Nana’s



This perspective doesn’t mean anything to you if you’ve never been inside these walls. But for anyone who has had the privilege of being in this room with these people and the network of people that comes in and out the front door, you get it. You saw this photo and knew right where I was sitting. It is very likely that your heart ached a little be in this spot, drinking coffee, scrolling casually on your phone and laughing spontaneously at something random that was said nearby.

It’s my mom and dad’s house. I grew up here. I wrestled for identity here. I found my joy in Jesus here, and then I moved away. I was ready to go, but no one warned me that it would be impossible to recreate this. When I left, I started over at the beginning. I had my heritage to build onto, but even that would need to be cut and fitted to lock into my husband’s heritage. That is a long and difficult process all it’s own. It takes time. It takes patience. It takes forgiveness. It takes consistency.
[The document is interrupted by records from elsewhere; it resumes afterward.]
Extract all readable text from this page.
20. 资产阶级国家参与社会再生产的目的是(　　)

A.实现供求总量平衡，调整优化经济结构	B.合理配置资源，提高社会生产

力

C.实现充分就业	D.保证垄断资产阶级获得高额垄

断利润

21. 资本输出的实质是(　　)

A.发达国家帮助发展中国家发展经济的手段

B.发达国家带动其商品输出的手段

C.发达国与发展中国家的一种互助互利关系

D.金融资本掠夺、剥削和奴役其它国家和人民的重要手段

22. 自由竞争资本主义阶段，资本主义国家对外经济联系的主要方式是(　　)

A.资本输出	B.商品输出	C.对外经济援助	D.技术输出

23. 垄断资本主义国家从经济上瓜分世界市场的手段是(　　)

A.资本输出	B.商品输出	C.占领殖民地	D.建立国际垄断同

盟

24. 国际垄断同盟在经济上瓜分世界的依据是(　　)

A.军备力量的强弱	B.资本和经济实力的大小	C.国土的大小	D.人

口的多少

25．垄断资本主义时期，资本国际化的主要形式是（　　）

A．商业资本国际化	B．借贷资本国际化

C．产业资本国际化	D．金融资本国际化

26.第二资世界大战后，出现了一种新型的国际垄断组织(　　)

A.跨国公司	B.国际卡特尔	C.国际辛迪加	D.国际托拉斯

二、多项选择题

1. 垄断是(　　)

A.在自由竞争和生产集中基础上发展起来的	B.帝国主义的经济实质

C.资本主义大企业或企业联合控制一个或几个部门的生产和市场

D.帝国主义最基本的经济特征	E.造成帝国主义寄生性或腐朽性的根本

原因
My home is a haven of joy. There’s no other place I’d rather be most of the time. But it has not always been that way. Coming from such a rich and nurturing environment set a precedent that was difficult to build up to, but the love of God is the intrinsic ribbon that linked the old to the new and brought cohesion to my marriage and family.

I’m overwhelmed with gratitude for the kindness of the Lord. He continues to give me more than I could ever ask for or even imagine.

Don’t lose hope, darlings. Stay the course. Read your Bible. Pray everyday. Do the next right thing, and watch for the blessings of God to rain on your life. They will. He loves you like that.